On y reconnaît son goût pour une forme brève mais qui peut ouvrir sur l’infini, son esthétique du dandy ayant accepté en surface l’intégration mais l’ayant dépassée.
Il y met en œuvre l’art des images des figures d’analogies (métaphores et comparaison) plus propices à dire les symboles d’une nature qui ne se dévoile qu’à celui qui sait extraire grâce à « son œil poétique » « le caractère poétique de toutes choses ».

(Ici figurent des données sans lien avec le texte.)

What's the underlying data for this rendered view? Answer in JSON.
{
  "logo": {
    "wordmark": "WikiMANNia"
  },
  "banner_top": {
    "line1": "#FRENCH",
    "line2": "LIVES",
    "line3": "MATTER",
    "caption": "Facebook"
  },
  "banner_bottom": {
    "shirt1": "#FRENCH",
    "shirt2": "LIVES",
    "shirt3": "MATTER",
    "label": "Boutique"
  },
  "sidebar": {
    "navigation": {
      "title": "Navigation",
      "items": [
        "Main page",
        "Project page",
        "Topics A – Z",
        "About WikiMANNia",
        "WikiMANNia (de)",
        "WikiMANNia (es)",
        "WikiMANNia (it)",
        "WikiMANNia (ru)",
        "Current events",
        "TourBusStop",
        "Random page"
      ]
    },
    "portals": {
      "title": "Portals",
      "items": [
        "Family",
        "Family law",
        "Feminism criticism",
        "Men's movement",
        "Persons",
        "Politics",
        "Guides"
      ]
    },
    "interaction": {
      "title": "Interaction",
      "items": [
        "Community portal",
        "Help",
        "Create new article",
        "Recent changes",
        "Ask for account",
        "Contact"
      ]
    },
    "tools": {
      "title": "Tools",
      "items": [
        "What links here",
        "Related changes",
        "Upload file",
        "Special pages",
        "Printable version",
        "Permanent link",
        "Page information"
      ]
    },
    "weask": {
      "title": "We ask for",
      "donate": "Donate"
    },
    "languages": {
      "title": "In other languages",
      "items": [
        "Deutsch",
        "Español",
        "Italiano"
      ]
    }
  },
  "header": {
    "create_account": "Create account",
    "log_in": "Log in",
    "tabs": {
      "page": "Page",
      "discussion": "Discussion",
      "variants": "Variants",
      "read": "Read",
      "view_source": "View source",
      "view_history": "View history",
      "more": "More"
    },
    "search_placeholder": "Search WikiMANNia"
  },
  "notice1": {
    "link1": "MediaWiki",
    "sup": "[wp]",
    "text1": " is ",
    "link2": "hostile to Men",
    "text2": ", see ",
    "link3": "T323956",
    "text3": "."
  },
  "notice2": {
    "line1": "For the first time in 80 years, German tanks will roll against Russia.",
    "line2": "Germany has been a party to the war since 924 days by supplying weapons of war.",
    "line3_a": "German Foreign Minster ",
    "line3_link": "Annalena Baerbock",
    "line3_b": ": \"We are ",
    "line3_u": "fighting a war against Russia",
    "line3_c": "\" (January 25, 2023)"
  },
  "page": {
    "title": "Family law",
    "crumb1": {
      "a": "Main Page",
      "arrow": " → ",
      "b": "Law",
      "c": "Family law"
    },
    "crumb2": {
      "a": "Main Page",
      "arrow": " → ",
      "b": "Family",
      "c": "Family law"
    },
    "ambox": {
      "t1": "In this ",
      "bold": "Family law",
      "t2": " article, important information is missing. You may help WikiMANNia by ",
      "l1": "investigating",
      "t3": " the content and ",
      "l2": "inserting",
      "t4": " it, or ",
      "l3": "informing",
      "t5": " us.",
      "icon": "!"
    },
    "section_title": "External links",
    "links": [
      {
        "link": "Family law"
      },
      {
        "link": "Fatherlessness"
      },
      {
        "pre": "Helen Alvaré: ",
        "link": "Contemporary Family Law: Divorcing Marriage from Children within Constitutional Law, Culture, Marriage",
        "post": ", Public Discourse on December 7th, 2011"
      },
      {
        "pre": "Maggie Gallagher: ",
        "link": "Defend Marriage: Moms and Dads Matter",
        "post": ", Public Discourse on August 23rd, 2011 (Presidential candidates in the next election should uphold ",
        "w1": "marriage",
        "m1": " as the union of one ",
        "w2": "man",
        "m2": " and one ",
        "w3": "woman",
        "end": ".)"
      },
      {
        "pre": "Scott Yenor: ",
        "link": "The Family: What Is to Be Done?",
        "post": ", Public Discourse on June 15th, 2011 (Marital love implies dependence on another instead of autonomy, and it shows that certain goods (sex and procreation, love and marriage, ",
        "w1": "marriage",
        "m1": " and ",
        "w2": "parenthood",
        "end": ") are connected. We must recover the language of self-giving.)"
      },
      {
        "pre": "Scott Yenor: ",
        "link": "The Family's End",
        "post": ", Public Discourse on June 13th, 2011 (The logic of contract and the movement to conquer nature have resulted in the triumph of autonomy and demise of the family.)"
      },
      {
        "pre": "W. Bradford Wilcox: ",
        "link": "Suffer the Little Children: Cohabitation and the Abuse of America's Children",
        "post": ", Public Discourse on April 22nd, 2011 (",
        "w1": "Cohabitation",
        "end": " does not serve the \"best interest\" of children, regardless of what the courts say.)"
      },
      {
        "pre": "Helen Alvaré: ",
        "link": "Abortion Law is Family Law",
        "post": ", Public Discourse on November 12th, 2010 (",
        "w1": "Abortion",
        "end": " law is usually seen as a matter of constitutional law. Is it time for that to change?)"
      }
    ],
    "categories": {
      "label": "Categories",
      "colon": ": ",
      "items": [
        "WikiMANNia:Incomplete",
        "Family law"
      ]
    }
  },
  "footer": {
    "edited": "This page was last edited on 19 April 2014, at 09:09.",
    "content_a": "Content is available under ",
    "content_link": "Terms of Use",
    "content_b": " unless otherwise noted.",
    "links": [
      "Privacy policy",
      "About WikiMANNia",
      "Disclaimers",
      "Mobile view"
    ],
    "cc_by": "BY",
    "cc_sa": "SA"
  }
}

Le conte de Lisle par C. Baudelaire
Cet art des images, il le nourrit du jeu des synesthésies.
Pour le poète, il s’agit de lire le monde à travers les sensations qu’il lui procure et qui le mènent vers cet ailleurs idéal et sublime.

LE SONNET BAUDELAIRIEN
A travers cette forme, Baudelaire vise une véritable authenticité, à travers elle il s’est voulu le chantre de la modernité :
– Forme à la fois désuète et ostentatoire – Forme contraignante ?
Le poète la renouvelle :
a) En se pliant aux règles désuètes mais en se jouant des règles :
- sonnets irréguliers.
Ainsi, il a conservé une forme pour la mener aux limites de l’éclatement ; pourquoi?
a) Le goût pour une esthétique de la brièveté
• Recherche de l’adéquation entre la nature propre des structures poétiques et les structures de l’entendement, de la sensibilité humaine.
Baudelaire anti-Hugo par excellence : incompatibilité entre poétique et forme épique.
Il préfère une forme brève qui peut ouvrir sur l’infini.
b) une esthétique de dandy :
Comme le dandysme, le sonnet est l’art de trouver une originalité contenue dans les limites extérieures des convenances, une marginalité ayant accepté en surface, l’intégration mais l’ayant dépassée.
Le sonnet baudelairien, représente alors un accord parfait entre un tempérament et une esthétique.
Le sonnet est dans l’ensemble de la création poétique de Baudelaire essentiel à cause de sa plasticité, de sa brièveté, de ses contraintes et exigences.
A travers le sonnet, les Fleurs du Mal élabore une nouvelle syntaxe et une nouvelle poétique: celle du nombre en liberté.